# bench seat to bucket seat conversion



## NCHuntandFish22 (Jul 15, 2007)

Gotta a newbie here to the forum...I was wanting to take the bench seat out of my '91 Hardbody reg. cab and put in two bench seats. Do yall know any other vehicles that have the same mounting bracket that would fit the truck floor or would i have to fabricate one myself?..Thanks!


----------



## Fred S (Aug 26, 2006)

Will the buckets from a king cab bolt right in? I assume that they will but don't know for certain.

One thing you should consider is that if you're long in the legs, you're going to be pretty uncomfortable with the bucket seats. Since your cab is shorter you'll have to choose between scooting the seat back or leaning it back. There won't be enough room to do both.

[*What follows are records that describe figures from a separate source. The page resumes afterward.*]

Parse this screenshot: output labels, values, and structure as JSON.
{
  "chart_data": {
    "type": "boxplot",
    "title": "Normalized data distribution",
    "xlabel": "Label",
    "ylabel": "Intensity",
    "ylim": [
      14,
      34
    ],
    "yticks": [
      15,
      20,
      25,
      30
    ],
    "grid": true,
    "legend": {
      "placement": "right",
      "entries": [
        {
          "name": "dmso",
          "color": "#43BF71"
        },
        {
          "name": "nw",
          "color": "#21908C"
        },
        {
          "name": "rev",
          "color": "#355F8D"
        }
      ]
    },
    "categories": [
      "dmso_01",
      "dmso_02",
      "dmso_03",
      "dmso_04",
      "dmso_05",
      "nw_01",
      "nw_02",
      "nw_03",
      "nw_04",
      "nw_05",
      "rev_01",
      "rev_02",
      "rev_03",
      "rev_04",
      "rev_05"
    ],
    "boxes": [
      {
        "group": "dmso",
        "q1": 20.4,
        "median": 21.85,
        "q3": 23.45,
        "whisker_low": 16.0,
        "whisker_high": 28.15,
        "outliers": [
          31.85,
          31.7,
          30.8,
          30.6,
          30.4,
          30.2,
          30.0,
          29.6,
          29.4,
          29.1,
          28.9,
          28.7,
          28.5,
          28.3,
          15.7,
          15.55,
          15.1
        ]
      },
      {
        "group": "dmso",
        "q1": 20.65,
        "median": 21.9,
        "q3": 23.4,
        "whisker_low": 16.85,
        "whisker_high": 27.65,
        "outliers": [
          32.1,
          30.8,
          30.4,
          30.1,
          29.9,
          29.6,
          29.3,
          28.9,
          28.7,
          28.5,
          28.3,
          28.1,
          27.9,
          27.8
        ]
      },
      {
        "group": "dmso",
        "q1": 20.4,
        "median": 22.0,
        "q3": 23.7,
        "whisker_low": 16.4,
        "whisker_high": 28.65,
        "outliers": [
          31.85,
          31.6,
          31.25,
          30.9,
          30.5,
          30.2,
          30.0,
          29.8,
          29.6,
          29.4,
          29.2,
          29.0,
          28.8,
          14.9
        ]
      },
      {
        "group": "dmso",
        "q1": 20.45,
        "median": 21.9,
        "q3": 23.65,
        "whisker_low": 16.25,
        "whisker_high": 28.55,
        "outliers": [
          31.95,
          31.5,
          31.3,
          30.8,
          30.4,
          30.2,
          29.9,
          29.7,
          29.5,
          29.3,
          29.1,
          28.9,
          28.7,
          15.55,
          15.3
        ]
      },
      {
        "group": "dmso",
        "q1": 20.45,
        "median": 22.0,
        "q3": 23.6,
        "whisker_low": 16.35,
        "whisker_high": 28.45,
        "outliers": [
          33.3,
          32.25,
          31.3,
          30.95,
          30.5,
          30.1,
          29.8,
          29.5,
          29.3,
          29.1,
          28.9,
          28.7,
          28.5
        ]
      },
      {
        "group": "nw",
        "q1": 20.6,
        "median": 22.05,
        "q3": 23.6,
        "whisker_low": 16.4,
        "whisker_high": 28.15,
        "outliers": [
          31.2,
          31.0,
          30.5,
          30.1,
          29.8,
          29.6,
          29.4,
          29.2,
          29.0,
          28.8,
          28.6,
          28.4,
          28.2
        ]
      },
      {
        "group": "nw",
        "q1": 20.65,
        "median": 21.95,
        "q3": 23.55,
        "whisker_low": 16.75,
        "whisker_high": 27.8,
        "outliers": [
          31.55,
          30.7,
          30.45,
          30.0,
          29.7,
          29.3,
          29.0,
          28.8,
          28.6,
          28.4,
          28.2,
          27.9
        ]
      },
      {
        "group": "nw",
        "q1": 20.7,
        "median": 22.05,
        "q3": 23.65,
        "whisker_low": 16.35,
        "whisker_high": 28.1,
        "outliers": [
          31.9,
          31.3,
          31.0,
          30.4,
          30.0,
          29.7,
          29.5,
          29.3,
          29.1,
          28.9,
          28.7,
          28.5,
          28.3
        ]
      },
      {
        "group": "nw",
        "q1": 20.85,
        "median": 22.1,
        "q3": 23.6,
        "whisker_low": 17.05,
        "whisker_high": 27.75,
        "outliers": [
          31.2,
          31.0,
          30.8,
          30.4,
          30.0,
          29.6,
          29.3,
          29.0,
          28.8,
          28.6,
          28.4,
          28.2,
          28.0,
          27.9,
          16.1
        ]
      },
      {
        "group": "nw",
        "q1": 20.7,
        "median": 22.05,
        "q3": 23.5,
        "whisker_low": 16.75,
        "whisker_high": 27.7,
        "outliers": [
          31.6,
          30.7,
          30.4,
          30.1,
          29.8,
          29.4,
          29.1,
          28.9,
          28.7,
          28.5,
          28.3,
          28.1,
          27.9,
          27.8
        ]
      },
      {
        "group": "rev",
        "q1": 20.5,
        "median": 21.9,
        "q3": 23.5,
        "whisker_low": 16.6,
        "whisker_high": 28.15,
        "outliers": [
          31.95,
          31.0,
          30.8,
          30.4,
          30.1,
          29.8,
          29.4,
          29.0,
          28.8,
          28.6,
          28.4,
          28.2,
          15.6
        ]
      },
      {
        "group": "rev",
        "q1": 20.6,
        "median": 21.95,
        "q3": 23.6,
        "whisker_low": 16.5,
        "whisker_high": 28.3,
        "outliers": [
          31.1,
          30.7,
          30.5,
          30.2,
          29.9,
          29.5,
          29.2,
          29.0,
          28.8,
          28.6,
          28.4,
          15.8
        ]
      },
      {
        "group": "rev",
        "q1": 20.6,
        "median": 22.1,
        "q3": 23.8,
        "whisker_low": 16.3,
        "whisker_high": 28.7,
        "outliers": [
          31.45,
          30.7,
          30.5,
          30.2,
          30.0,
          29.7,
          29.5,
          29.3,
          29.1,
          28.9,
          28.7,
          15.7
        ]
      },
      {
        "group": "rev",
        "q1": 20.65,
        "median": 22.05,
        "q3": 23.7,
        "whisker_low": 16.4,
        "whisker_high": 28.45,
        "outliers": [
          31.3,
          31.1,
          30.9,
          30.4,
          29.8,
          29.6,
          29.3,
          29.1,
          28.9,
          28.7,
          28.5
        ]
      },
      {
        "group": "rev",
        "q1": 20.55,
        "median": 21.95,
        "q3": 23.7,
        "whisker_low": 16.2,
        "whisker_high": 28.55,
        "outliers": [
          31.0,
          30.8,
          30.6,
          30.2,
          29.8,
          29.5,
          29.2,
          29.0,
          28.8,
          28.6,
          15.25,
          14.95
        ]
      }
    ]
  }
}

If you like, I can measure the bolt distances on my 95's bucket seats.

Fred


----------



## dvdswanson (Nov 6, 2005)

buckets from a 88-95 pathfinder and 86 1/2 - 97 KC will bolt right in


----------



## NCHuntandFish22 (Jul 15, 2007)

Thanks for the help ya'll..Yea Fred measure the bolt distances..Im 6'1 and fairly long in the legs but yall think it would be much different than the bench seat distance?


----------